Até sempre, camarada!
Milhares de pessoas, entre as quais se incluíam
personalidades marcantes da vida portuguesa, dirigentes do
Partido e muitos camaradas, amigos e pessoas anónimas,
participaram no funeral do dirigente do PCP Octávio Pato,
cujo falecimento ocorreu quando a anterior edição de O
Militante já estava impressa. E no domingo seguinte, 21 de
Fevereiro, 60 mil sócios e adeptos do Sport Lisboa e Benfica
respeitavam, no estádio da Luz, um minuto de silêncio em
memória deste combatente antifascista que iniciou uma luta
política intensa de seis décadas quando era jovem futebolista
daquele clube. Na sua aparente simplicidade, aquele gesto
colectivo como que justifica, em boa parte, o combate exemplar
pela liberdade, pela justiça e pela democracia que Octávio Pato
travou de forma intransigente. Quem imaginaria tal coisa, 26 anos
atrás?
No comunicado em que anuncia o falecimento de Octávio Pato, o
Secretariado do Comité Central lembra o «seu alto exemplo de
grande figura da resistência e combate à ditadura fascista e da
construção do Portugal democrático saído da Revolução de
Abril, com uma vida inteira generosamente dedicada à luta dos
trabalhadores e do povo português pela liberdade, pela
democracia e pelo progresso social, à afirmação na sociedade
portuguesa dos ideais do socialismo e do comunismo e ao
fortalecimento do PCP como uma grande força democrática e
revolucionária». Percurso que Carlos Carvalhas,
secretário-geral do nosso Partido, evocaria passo a passo, desde
a clandestinidade às duras batalhas do pós-25 de Abril, na
comovida intervenção que fez no cemitério do Alto de S. João.
«Tudo o que devemos a Octávio Pato tem um valor e um
significado que, desta ou daquela forma e por muitos caminhos,
sempre sobreviverão à sua morte». E se Octávio Pato «não
estará mais ao nosso lado nos combates e trabalhos que temos
pela frente, sempre com os trabalhadores, sempre pelos interesses
e aspirações do nosso povo, sempre pela causa da democracia, do
socialismo e do comunismo», continuará a nosso lado «a
memória do seu exemplo, a memória do seu empenhamento, a
memória da sua generosidade, a memória de que dedicou 60 anos
da sua vida a trabalhar e a lutar para que, hoje infelizmente já
sem ele, continue a haver razões para que não nos falte a
força de alma, a convicção num projecto político
transformador e revolucionário, a capacidade de agregar novas
energias para responder aos novos desafios, a determinação e a
esperança no êxito da luta do Partido Comunista Português e no
seu presente e futuro».
60 anos de luta
Nascido no ano de 1925 em Vila Franca de Xira, Octávio
Floriano Rodrigues Pato começou a trabalhar com a idade de
14 anos na indústria do calçado e como empregado de comércio.

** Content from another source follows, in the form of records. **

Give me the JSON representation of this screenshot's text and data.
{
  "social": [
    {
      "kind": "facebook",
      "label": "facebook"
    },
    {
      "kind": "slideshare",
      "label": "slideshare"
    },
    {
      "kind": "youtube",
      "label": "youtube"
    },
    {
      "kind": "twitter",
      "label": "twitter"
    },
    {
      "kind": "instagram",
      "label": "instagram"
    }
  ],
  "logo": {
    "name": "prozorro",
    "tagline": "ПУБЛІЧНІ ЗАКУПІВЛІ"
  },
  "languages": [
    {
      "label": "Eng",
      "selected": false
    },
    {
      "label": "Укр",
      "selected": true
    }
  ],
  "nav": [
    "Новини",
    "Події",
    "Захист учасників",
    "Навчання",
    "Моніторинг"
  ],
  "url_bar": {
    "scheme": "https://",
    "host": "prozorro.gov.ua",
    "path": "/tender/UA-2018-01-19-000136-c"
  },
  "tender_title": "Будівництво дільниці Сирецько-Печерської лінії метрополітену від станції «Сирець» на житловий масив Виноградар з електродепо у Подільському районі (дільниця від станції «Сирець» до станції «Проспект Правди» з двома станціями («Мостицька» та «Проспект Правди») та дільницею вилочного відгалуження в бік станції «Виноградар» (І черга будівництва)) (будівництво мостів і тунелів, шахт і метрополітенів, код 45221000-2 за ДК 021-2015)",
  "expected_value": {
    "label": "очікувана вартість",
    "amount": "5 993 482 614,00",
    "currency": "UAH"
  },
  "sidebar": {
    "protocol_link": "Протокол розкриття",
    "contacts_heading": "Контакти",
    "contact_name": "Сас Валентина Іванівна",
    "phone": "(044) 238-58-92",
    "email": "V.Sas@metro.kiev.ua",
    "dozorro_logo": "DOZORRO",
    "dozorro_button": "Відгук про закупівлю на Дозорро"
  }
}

Entrou para o PCP em 1941. Funcionário do Partido desde 1945,
viria a aceder ao Comité Central em 1949, sendo dos mais jovens
num colectivo cujos três membros mais velhos ainda não tinham
atingido a idade de 35 anos.
Aos 15 anos iniciara a sua actividade revolucionária na
Federação da Juventude Comunista Portuguesa. Após a
reorganização de 1940/41 fez parte do Comité Local de Vila
Franca de Xira e do Comité Regional do Baixo Ribatejo.
Na região de Vila Franca de Xira, teve participação activa na
preparação, organização e desencadeamento das grandes greves
de 8 e 9 de Maio de 1944, que abrangeram todo o Ribatejo, a
região de Lisboa e Loures. Foi assinalável o seu papel na
organização do amplo e emocionante movimento de solidariedade e
apoio popular aos grevistas e suas famílias.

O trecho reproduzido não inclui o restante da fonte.